Saverio Lodato: “Oggi noi sappiamo e abbiamo le prove”
Appassionato, come sempre, l’intervento di Saverio Lodato. Citando Sciascia, Pasolini e Dacia Maraini ha sottolineato quanto nel tempo sia cambiata la consapevolezza su certi misteri d’Italia. “Cosa è cambiato con questa sentenza di primo grado? Per la prima volta ci sono pesanti condanne contro uomini politici e rappresentanti di certi apparati dello Stato. Noi oggi possiamo dire non solo che sappiamo ma anche che abbiamo le prove perché ci sono cinquemila pagine di motivazioni di sentenza che ci fanno capire come fossero convergenti le ricostruzioni della accusa e come fossero convergenti propri a significare del fatto che in Italia si trattava di nascosto perché non c’era il coraggio di trattare apertamente con la mafia. E’ questo il punto di fondo della domanda di Pif. Si ostinano a negare perché oggi la storia del nostro Paese non può essere più raccontata come era avvenuto negli ultimi Settant’anni. Non si può raccontare più la favola di una mafia contro lo Stato e di uno Stato contro la mafia”. “Oggi – ha proseguito – dobbiamo dire che tutti quei magistrati, politici, funzionari di polizia, carabinieri, giornalisti, imprenditori e sacerdoti che sono stati uccisi dalla mafia non furono ammazzati avendo le spalle coperte dallo Stato o dai corpi di appartenenza”.

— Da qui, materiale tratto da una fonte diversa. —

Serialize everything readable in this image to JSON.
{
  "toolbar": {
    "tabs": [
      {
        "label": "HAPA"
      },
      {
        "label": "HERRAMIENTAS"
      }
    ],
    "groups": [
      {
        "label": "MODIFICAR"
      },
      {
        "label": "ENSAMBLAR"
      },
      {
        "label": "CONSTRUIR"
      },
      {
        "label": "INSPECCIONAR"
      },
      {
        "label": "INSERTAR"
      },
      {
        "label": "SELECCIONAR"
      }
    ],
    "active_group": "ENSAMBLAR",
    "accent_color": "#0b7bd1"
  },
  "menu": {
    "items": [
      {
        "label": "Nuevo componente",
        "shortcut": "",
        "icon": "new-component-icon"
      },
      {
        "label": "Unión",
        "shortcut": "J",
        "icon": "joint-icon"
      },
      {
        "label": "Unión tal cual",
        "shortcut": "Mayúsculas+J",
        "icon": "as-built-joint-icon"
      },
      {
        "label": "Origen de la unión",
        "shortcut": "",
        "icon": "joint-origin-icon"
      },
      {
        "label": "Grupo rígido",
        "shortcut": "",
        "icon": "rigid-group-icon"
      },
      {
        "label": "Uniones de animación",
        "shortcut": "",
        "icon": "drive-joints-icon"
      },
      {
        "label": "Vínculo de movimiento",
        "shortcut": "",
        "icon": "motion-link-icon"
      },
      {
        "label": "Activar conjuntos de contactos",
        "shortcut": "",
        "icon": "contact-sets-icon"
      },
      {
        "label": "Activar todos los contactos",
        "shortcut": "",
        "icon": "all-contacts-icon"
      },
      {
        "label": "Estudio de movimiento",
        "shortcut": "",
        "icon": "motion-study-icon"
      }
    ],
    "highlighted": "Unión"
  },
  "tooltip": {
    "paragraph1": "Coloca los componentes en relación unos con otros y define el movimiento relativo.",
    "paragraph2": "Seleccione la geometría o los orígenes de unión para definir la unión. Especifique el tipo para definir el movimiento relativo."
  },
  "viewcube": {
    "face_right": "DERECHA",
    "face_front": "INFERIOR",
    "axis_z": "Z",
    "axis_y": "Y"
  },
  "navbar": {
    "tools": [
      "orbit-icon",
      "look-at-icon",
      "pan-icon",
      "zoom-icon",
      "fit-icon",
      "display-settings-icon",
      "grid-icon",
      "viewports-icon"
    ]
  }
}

Lodato ha ribadito come “il silenzio che c’è attorno al processo oggi è direttamente proporzionale al chiasso, al rumore, alla canea e alla propaganda che per cinque anni hanno accompagnato il processo di Palermo”. Quindi ha ricordato gli attacchi di certi giornalisti contro il processo: “‘Quando è in corso una guerra, una trattativa tra le parti è pressoché inevitabile per evitare i danni. Qual’è il reato che si cerca dunque?’ scriveva sul suo giornale Eugenio Scalfari. Lo faceva mentre il Quirinale accusava i pm di Palermo. Assieme a lui sostenevano cose simili altri giornali; Giuliano Ferrara, Giuseppe Sottile, Mulé, Deaglio. Dopo la sentenza come mai Scalfari non prende atto che il reato è stato trovato che le condanne ci sono state e che forse è stata riscritta la storia di settant’anni di antimafia in questo Paese”. Quindi ha cercato di rispondere al perché dopo la sentenza è calato il silenzio. “Perché ormai si è capito che per Settant’anni non ci sono state differenze tra Stato e mafia, salvo qualche decisione autonoma e individuale al limite del sacrificio personale rappresentato dai martiri che ci sono stati. E oggi è difficile parlare di una sentenza. Perché si deve entrare nel merito delle cinquemila pagine di argomentazioni e, dottor Di Matteo, si dovrebbe entrare nel merito della sua vita blindata perché ci sarà una ragione se lei da 25 anni vive così in un Paese dove si dice apparentemente che la mafia non c’è più, ed è stata sconfitta. Evidentemente non è così perché ancora sono vivi molti dei quali furono mandanti, parte in causa, complici e collusi di pezzi di apparati dello Stato che allo stragismo hanno dato il loro contributo”. E poi ha concluso: “Il rapporto Stato-Mafia ha un cuore molto antico e non si parla perché, cinquant’anni dopo Pasolini, nei limiti del possibile di questa prima sentenza, noi oggi sappiamo perché abbiamo le prove”.